The Colorado legislature is again considering a bill to shift a significant portion of prosecutors’ pay to the state.
Under the current scheme, district attorneys’ budgets are set by the counties they serve. Although funding is rarely an issue for Colorado’s more densely populated judicial districts, budgets can be a sore spot for prosecutors in rural areas where county commissioners are unable to meet budget requests. In some circumstances, such as in the 3rd District, that can affect how prosecutors choose which cases to pursue.
Third Judicial District Attorney Henry Solano refused to take up some cases last year after commissioners from Huerfanao and Las Animas counties said they were unable to meet his budget request.
The funding plan proposed in Senate Bill 50, however, would establish minimum salary requirements for the district attorney as well as assistant district attorney and one chief deputy district attorney in each district based on the salaries of a district judge, county court judge and district court magistrate, respectively. The bill would also require the state to fund a certain percentage of assistant and chief deputy salaries.
The bill was sponsored by Republican Sen. Bob Gardner but is being run by the Colorado District Attorneys Council. The issue of prosecutors’ pay precedes Solano’s fight with county commissioners and extends beyond the borders of his district as well. The General Assembly considered a nearly identical bill in 2017 that also sought to set minimum salaries and fund them by the state in the same proportions. That bill included deputy district attorney positions as well, while the new bill does not.
“This has been an ongoing conversation for several years,” said CDAC executive director Tom Raynes. He said the rural jurisdictions throughout the state have a hard time keeping young attorneys working in the prosecutors’ offices because of the low pay and often poor benefits. “We’re trying to balance those interests and at the same time recognize that counties are struggling to find money for district attorneys’ offices.”
Prosecutors in Colorado are funded by the counties, but many other public sector positions, such as those in the Public Defender’s Office or other offices within the Judicial Department, are paid by the state. Those positions also qualify for public benefits through PERA, while prosecutors get the same benefits as county employees.

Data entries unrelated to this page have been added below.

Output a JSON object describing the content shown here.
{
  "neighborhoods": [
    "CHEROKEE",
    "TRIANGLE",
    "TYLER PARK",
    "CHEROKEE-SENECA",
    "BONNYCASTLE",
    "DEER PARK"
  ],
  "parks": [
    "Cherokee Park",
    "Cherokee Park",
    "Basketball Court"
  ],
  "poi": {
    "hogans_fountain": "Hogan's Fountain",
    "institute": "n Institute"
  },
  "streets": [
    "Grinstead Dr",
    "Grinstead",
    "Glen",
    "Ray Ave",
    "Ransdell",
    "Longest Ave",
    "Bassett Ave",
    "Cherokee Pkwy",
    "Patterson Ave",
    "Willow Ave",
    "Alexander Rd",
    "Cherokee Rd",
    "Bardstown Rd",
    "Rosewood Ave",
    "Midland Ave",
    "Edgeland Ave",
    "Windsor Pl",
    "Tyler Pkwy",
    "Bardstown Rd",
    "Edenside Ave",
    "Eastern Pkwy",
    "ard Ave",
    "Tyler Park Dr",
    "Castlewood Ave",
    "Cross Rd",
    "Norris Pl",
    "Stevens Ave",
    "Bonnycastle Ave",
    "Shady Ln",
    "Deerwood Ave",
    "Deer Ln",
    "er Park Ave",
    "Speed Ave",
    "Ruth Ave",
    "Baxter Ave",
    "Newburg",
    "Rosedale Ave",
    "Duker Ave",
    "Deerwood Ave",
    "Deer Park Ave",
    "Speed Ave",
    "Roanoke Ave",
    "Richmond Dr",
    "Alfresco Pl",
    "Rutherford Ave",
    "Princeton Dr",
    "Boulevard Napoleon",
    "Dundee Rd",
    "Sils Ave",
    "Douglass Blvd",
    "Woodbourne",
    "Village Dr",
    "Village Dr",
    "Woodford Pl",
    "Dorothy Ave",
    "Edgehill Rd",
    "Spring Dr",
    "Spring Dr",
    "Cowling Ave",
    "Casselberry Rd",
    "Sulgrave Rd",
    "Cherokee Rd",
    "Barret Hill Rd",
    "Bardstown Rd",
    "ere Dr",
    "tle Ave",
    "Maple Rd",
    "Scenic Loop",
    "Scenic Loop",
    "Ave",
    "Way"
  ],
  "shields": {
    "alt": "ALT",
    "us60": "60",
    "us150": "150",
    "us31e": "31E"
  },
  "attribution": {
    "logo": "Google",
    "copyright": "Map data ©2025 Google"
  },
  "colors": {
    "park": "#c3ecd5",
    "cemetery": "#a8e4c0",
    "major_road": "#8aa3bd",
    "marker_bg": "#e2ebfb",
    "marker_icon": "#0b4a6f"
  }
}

Raynes said he isn’t looking to draw comparisons between the public defender’s budget and the district attorneys’, but he hopes to gain equal footing in hiring young attorneys in those offices. “Anecdotally, openings in Alamosa, Durango or Sterling, they’re lucky to get three or four applicants,” Raynes said. “It’s hard to hang onto attorneys at rural salary levels.”
Prior efforts to boost recruiting have included offering district attorney fellowships through the state and its two law schools in order to funnel recent law school graduates into far-flung DAs’ offices.
“We’re looking for parity in recruitment, in enticement to stay in the profession by showing a path toward their career goals and adding opt-in for PERA at the county’s discretion,” Raynes said.
Under the bill, the state would pay for 80 percent of an assistant district attorney’s salary and 50 percent of one chief deputy’s salary. The state already pays 80 percent of district attorneys’ salaries. Raynes said deferring a large part of those salaries could make a big difference in a rural county’s budget. For example, in 2017, the 3rd Judicial District’s senior deputy district attorney earned $64,000 a year, and the average salary of a deputy was $50,000 according to a salary comparison report from the Office of the Public Defender — having the state contribute $75,000 toward those two positions would be a significant savings for strapped counties. Raynes said he believes it would improve the quality of those offices as well if an attorney stays in the job for several years rather than leaving for more money.
The obvious downside of the bill would be the expense to the state. The fiscal note for the bill introduced in 2017 estimated state expenditures of roughly $5.8 million and increasing each year. That bill died in the Senate Finance Committee. Raynes said he suspects some legislators will believe that the counties should be the complete funder for prosecutors’ offices.
He said there might also be some concerns about tying the salaries to those of judges. He said he didn’t want to tie prosecutors’ salaries to public defenders’ — as the 2017 bill did — because the positions are different.
He said there is a better comparison with judges in job requirements and experience level.
According to Raynes, though, the State Judicial Department has resisted efforts to tie minimum salaries to judge salaries in the past because raises for judge salaries would then trigger raises for prosecutors as well.
“It could be a sticking point,” Raynes said. “My guess is they’re [Judicial] not elated. But it’s imperative at some point in time that the state take a hard look at making sure the system is balanced.”